Remédios de transição de gênero podem ser ruins para o coração

Uma nova pesquisa publicada na revista Circulation descobriu que algumas pessoas que estão em transição de gênero podem ter um risco maior de ter problemas cardiovasculares devido à terapia hormonal que estão recebendo.
Estudos anteriores revelaram que a terapia hormonal aumenta o risco cardiovascular.
Por exemplo, de acordo com estimativas do National Institutes of Health (NIH), a terapia com estrogênio e progesterona coloca as mulheres na menopausa em:
um risco 41% maior de acidente vascular cerebral
um risco 29 por cento maior de um ataque cardíaco
um risco 100% maior de coágulos sanguíneos.
O estrogênio sozinho aumenta o risco de derrame em 39% e o risco de coagulação sanguínea em 47%, de acordo com as mesmas estimativas do NIH.
No entanto, como a terapia hormonal afeta pessoas que estão em transição de gênero? Até agora, os cientistas não abordaram essa questão completamente, portanto, um novo estudo teve como objetivo preencher essa lacuna na pesquisa.
Dra. Nienke Nota - pesquisadora do Departamento de Endocrinologia do Centro Médico da Universidade de Amsterdã, na Holanda - e sua equipe examinaram os registros médicos de 3.875 transexuais holandeses que fizeram terapia hormonal entre 1972 e 2015.
Mulheres trans duas vezes mais propensas a sofrer um derrame
Seu estudo analisou 2.517 mulheres transexuais e 1.358 homens transexuais. As mulheres tinham 30 anos, em média, e receberam estrogênio isoladamente ou em combinação com supressores de androgênio.
Os homens tinham 23 anos, em média, e receberam terapia com testosterona como parte de sua transição de gênero.
A Dra. Nota e seus colegas acompanharam clinicamente as mulheres trans por um período médio de 9 anos e os homens trans por uma média de 8 anos depois que começaram a terapia hormonal.
Os pesquisadores examinaram a incidência de problemas cardiovasculares como ataques cardíacos, derrames e coágulos sanguíneos entre pessoas trans e compararam com a incidência de tais eventos em homens cis e mulheres cis.
Cis pessoas são aquelas cuja identidade de gênero corresponde ao sexo biológico atribuído a eles no nascimento.
O estudo constatou que as mulheres trans tinham probabilidade duas vezes maior de ter um derrame do que as mulheres cis e quase duas vezes mais chances de ter um derrame do que os homens cis.
As mulheres trans também foram cinco vezes e 4,5 vezes mais propensas a desenvolver coágulos sanguíneos do que mulheres cis e homens cis, respectivamente.
As mulheres trans também tiveram ataques cardíacos mais de duas vezes mais que as mulheres cis, e os homens trans tiveram três vezes mais chances de ter um ataque cardíaco do que as mulheres cis.
O Dr.
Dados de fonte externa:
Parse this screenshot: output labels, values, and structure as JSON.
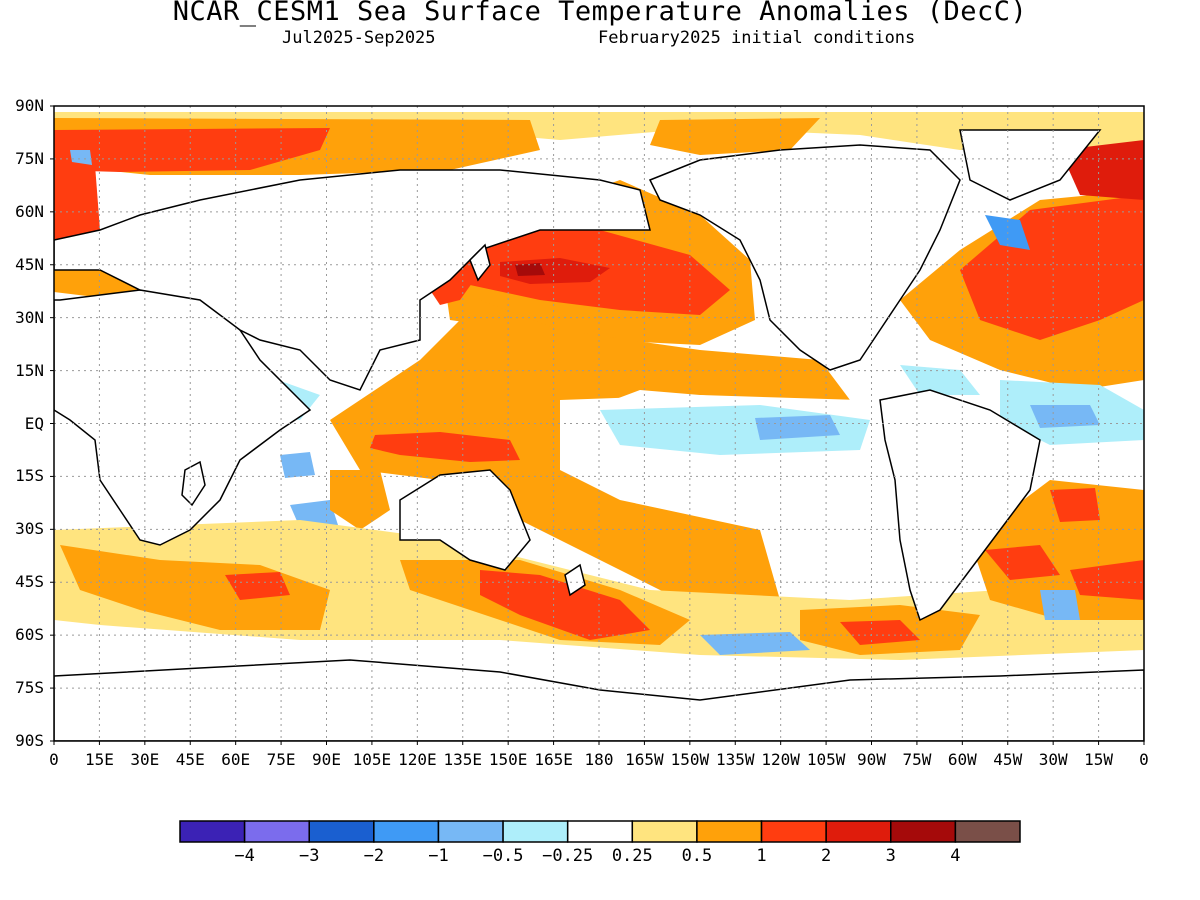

Nota comenta as descobertas, dizendo: "À luz dos nossos resultados, pedimos que tanto os médicos quanto os indivíduos transexuais estejam cientes desse aumento do risco cardiovascular".
Os autores alertam que sua análise não levou em conta fatores de risco modificáveis, como tabagismo, estresse, dieta e exercício.
No entanto, eles dizem que a terapia hormonal pode ser amplamente responsável pelo aumento do risco cardiovascular.
Especificamente, o estrogênio promove a coagulação do sangue, e a testosterona pode fazer o mesmo aumentando a concentração de glóbulos vermelhos e aumentando os níveis de colesterol ruim, explicam eles.

Fonte: Healthline Media UK Ltd, Brighton, UK.